Who has understood it? Who believes it? You are still like those people because you despise Him in your heart. His death, His suffering, His sacrifice was for you. He took on that sin.
He was murdered as a murderer for your murder. He was cursed for your blasphemy and there is only two ways life and eternity can go for you. Either you believe that this was done for you, not for your wife, not for your husband, not for your children—it was done for you. And that His sacrifice has indeed covered your stains or you believe it was not done for you. It could not have been done for you and the sin remains yours.

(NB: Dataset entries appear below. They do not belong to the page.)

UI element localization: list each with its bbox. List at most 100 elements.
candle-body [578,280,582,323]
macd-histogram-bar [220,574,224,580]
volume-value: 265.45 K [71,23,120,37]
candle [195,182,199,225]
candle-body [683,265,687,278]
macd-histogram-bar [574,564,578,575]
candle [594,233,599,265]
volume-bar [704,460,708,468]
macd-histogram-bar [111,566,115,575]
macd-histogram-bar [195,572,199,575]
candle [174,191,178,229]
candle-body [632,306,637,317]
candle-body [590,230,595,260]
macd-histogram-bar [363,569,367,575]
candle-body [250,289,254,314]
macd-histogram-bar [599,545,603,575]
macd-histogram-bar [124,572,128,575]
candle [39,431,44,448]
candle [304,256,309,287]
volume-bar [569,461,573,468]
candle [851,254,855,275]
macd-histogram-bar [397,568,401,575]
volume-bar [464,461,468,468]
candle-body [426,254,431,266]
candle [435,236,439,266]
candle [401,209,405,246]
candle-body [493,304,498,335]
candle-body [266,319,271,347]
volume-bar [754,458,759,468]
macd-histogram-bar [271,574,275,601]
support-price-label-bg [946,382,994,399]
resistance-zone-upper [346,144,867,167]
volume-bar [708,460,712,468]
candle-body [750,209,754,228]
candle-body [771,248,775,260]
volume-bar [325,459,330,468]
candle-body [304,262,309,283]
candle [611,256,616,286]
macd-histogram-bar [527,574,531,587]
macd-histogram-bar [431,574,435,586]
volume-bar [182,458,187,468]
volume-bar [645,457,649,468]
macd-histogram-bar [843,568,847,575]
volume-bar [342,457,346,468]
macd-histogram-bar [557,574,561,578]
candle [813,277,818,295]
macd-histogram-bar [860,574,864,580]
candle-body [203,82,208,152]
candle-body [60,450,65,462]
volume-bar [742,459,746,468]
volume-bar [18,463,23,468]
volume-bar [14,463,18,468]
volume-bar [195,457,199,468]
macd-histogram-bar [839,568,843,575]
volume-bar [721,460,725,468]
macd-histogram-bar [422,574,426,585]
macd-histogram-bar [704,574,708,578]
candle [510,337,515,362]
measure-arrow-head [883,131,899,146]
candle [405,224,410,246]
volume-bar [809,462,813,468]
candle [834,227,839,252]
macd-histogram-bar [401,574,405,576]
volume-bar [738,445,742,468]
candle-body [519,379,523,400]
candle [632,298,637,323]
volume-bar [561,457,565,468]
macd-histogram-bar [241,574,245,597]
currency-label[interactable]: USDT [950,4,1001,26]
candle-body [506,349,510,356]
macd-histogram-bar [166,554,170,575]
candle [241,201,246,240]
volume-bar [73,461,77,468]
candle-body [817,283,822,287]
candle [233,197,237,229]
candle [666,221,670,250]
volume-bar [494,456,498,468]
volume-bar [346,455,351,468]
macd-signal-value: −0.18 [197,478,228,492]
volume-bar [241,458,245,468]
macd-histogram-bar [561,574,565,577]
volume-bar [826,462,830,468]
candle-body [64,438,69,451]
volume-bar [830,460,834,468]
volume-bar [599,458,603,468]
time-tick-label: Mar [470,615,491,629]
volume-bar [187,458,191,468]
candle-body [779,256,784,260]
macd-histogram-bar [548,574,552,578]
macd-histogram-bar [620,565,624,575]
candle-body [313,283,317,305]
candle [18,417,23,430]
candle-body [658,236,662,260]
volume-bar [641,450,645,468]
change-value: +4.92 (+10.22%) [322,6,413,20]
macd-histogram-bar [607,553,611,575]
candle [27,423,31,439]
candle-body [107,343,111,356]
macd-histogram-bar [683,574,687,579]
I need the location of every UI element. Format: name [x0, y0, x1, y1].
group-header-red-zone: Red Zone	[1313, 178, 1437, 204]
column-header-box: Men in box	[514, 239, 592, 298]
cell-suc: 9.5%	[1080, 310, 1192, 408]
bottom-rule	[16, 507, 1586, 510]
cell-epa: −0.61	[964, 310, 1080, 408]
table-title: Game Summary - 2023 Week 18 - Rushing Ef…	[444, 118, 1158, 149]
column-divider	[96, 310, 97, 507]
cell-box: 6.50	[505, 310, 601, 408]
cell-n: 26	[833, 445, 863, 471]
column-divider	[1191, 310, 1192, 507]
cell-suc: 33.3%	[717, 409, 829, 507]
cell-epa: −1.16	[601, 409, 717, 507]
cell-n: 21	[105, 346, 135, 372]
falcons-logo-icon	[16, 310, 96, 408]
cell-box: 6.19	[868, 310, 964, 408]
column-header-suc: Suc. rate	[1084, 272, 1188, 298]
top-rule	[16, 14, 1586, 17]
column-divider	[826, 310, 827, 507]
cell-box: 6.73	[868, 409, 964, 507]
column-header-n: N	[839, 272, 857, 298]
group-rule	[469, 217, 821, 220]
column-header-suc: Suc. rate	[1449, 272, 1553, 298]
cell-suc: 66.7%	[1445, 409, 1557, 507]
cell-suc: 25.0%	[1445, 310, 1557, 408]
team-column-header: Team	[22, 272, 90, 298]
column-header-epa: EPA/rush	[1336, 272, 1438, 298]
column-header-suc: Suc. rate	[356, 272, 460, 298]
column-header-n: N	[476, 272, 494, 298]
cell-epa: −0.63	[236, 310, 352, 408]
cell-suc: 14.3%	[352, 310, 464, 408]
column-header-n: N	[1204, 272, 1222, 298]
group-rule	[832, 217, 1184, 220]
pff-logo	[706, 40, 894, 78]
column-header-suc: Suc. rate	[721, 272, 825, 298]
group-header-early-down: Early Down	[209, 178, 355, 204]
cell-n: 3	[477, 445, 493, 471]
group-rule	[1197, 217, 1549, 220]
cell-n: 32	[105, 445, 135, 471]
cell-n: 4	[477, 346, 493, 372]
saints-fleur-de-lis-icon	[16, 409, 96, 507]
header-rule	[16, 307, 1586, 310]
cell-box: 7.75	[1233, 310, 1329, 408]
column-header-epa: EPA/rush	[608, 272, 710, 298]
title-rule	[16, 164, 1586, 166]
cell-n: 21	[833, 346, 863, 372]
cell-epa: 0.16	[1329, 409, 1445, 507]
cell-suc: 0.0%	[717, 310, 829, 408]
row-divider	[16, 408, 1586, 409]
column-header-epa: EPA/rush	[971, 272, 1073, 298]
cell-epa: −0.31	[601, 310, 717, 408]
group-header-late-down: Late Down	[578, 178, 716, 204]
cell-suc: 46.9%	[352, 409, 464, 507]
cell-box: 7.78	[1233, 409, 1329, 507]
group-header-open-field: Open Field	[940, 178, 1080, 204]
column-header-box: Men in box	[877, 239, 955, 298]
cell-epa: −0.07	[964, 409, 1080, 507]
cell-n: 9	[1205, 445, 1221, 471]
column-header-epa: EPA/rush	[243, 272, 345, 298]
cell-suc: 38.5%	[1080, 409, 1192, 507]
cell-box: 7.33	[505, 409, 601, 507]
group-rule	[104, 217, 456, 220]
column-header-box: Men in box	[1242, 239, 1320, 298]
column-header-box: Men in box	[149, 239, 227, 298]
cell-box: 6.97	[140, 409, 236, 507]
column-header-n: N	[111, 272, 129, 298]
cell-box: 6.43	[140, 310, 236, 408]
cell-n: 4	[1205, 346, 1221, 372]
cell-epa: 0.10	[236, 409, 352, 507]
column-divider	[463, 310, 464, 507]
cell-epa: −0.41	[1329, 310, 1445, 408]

And if you understand these words, these mysterious words, these words of hope tucked away in the mud, and if you put your trust and obedience firmly on Christ, you will have eternal life. Otherwise, you are lost eternally. So do you understand? Do you understand?

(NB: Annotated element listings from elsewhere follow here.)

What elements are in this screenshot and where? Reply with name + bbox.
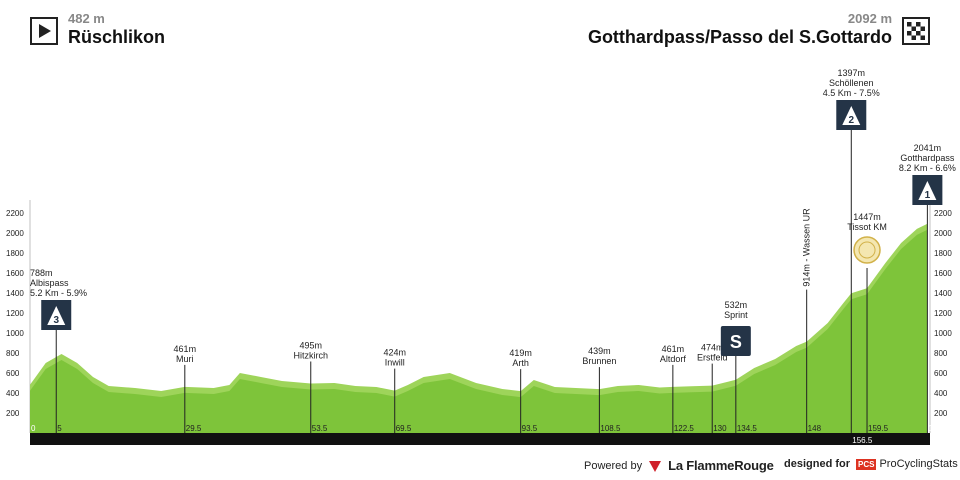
waypoint-label: 914m - Wassen UR — [802, 208, 812, 287]
pcs-name: ProCyclingStats — [879, 458, 958, 470]
y-tick-right: 2200 — [934, 209, 952, 218]
waypoint-label: 5.2 Km - 5.9% — [30, 288, 87, 298]
km-mark-label: 5 — [57, 424, 62, 433]
waypoint-label: 4.5 Km - 7.5% — [823, 88, 880, 98]
waypoint-label: 439m — [588, 346, 611, 356]
waypoint-label: 474m — [701, 343, 724, 353]
mountain-icon — [918, 181, 937, 200]
designed-for: designed for PCS ProCyclingStats — [784, 458, 958, 470]
climb-category-number: 1 — [925, 190, 931, 201]
designed-for-text: designed for — [784, 458, 851, 470]
waypoint-label: Hitzkirch — [294, 351, 329, 361]
km-mark-label: 134.5 — [737, 424, 758, 433]
y-tick-right: 1000 — [934, 329, 952, 338]
brand-bold: Rouge — [734, 458, 774, 473]
waypoint-label: 495m — [300, 341, 323, 351]
y-tick-left: 1800 — [6, 249, 24, 258]
waypoint-label: 461m — [174, 344, 197, 354]
y-tick-right: 1600 — [934, 269, 952, 278]
waypoint-label: 461m — [662, 344, 685, 354]
km-mark-label: 53.5 — [312, 424, 328, 433]
km-mark-label: 122.5 — [674, 424, 695, 433]
y-tick-right: 1800 — [934, 249, 952, 258]
sprint-icon: S — [730, 332, 742, 352]
brand-plain: La Flamme — [668, 458, 735, 473]
powered-by-text: Powered by — [584, 459, 643, 472]
start-flag-icon — [30, 17, 58, 45]
y-tick-left: 400 — [6, 389, 20, 398]
y-tick-right: 1400 — [934, 289, 952, 298]
start-town: Rüschlikon — [68, 27, 166, 47]
km-mark-label: 148 — [808, 424, 822, 433]
waypoint-label: Schöllenen — [829, 78, 874, 88]
y-tick-left: 200 — [6, 409, 20, 418]
mountain-icon — [47, 306, 66, 325]
sprint-badge — [720, 326, 751, 356]
waypoint-label: Altdorf — [660, 354, 687, 364]
y-tick-right: 1200 — [934, 309, 952, 318]
km-mark-label: 69.5 — [396, 424, 412, 433]
waypoint-label: Sprint — [724, 310, 748, 320]
km-mark-label: 16 — [931, 436, 940, 445]
flamme-rouge-logo-icon — [649, 460, 662, 472]
y-tick-left: 2200 — [6, 209, 24, 218]
climb-category-number: 2 — [849, 115, 855, 126]
pcs-brand: PCS ProCyclingStats — [856, 458, 958, 470]
km-mark-label: 156.5 — [852, 436, 873, 445]
finish-altitude: 2092 m — [847, 11, 892, 26]
y-tick-left: 1400 — [6, 289, 24, 298]
km-mark-label: 0 — [31, 424, 36, 433]
waypoint-label: 788m — [30, 268, 53, 278]
waypoint-label: 1447m — [853, 212, 881, 222]
waypoint-label: 424m — [383, 348, 406, 358]
y-tick-left: 800 — [6, 349, 20, 358]
flamme-rouge-brand: La FlammeRouge — [668, 458, 774, 473]
y-tick-left: 1600 — [6, 269, 24, 278]
waypoint-label: Erstfeld — [697, 353, 728, 363]
km-mark-label: 159.5 — [868, 424, 889, 433]
waypoint-label: Tissot KM — [847, 222, 887, 232]
y-tick-right: 200 — [934, 409, 948, 418]
waypoint-label: 419m — [509, 348, 532, 358]
climb-category-number: 3 — [53, 315, 59, 326]
start-header: 482 m Rüschlikon — [30, 12, 165, 48]
waypoint-label: Inwill — [385, 358, 405, 368]
y-tick-right: 600 — [934, 369, 948, 378]
finish-header: 2092 m Gotthardpass/Passo del S.Gottardo — [588, 12, 930, 48]
pcs-logo: PCS — [856, 459, 877, 470]
powered-by: Powered by La FlammeRouge — [584, 458, 774, 473]
waypoint-label: 8.2 Km - 6.6% — [899, 163, 956, 173]
km-mark-label: 93.5 — [522, 424, 538, 433]
km-mark-label: 130 — [713, 424, 727, 433]
tissot-km-ring — [858, 241, 876, 259]
terrain-area — [30, 223, 928, 433]
start-altitude: 482 m — [68, 11, 105, 26]
km-mark-label: 171 — [928, 424, 942, 433]
tissot-km-icon — [853, 236, 881, 264]
finish-flag-icon — [902, 17, 930, 45]
y-tick-right: 800 — [934, 349, 948, 358]
waypoint-label: 1397m — [838, 68, 866, 78]
waypoint-label: 2041m — [914, 143, 942, 153]
km-mark-label: 29.5 — [186, 424, 202, 433]
waypoint-label: Brunnen — [582, 356, 616, 366]
y-tick-left: 1000 — [6, 329, 24, 338]
mountain-icon — [842, 106, 861, 125]
y-tick-left: 600 — [6, 369, 20, 378]
km-base-band — [30, 433, 930, 445]
y-tick-right: 400 — [934, 389, 948, 398]
terrain-shade — [30, 229, 928, 433]
waypoint-label: Arth — [512, 358, 529, 368]
y-tick-left: 2000 — [6, 229, 24, 238]
waypoint-label: Muri — [176, 354, 194, 364]
waypoint-label: Albispass — [30, 278, 69, 288]
waypoint-label: Gotthardpass — [900, 153, 955, 163]
waypoint-label: 532m — [725, 300, 748, 310]
km-mark-label: 108.5 — [600, 424, 621, 433]
y-tick-right: 2000 — [934, 229, 952, 238]
y-tick-left: 1200 — [6, 309, 24, 318]
finish-town: Gotthardpass/Passo del S.Gottardo — [587, 27, 892, 47]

Do you really understand? Young people, do you understand? Do you believe? And will your life be marked by this understanding? The Ethiopian eunuch said to Philip, after reading these words out loud and not understanding, he says to him, "How can I understand if no one has explained them to me?"
This morning, friends, these words have been explained to you. How did Philip's witness respond? How did the Ethiopian respond? He said to him as they were travelling in the chariot, "There's a puddle of water right here. Let me be baptised right now."
And there and then in the middle of some unknown desert, this man gave his heart, gave his life, gave his everything to Jesus Christ, was baptised and became a Christian. This morning, will you receive this news? Now, you—we didn't get to the end of this passage, did we? Verses 11 through to 12. And we see that, hallelujah, the plan is fulfilled beginning with the words, "It was the will of the Lord to crush Him."
No one took it. No one did this to the servant. It was God who decided to do it. This wasn't a tragedy. This was a plan carefully succeeded.
It says He was the one who put the servant to grief, but when His soul makes an offering for guilt, He shall see His offspring. That is us. He shall see His offspring and He shall prolong His days. The will of the Lord, the will of God will prosper in the hand of Jesus Christ. The servant has been victorious.
The servant has won. It's a complete reversal of fortunes. The gold has been brought out of the ashes and the unexpected triumph introduced in the opening verses has arrived and God says, "I will now divide the spoils with Him like a strong man divides the spoils after a battle. He carries his bounty with him and his bounty, friend, is his church. The glorious wonderful saints sitting around you.
The ones that will be together at the end of days worshipping Christ for eternity because of this, this wonderful truth, this amazing reality. Hallelujah. He has done it. The sacrifice has been completed. The sin has been paid for.
The forgiveness and the cleansing is mine. And all the glory and all the grace and all the power goes to our Lord and our King Jesus. Let me pray for us. Father, Saviour, Lord Jesus, we thank You for these wonderful, incredible truths. These wonderful, beautiful insights, Lord, of that extreme moment.
Those extreme events, Lord, where history itself shuttered to a halt, where the world held its breath. Where tears were shed, where hearts were broken. That moment, however, where hope was finally found. A Saviour powerful enough to deal with our sin and gracious and loving enough to go through with it. Lord, may these truths, may this reality be our eternal God against despair in our life, against sin that we'll seek to conquer, against minds that will wander, hearts that will be led astray like sheep.
God, may these realities and this truth summed up in Isaiah 53 be our eternal hope. And God, may every person here this morning know it, understand it, and believe it for themselves. For us, You have done these things. And to You goes our eternal everlasting gratitude forever and ever, O God. Amen.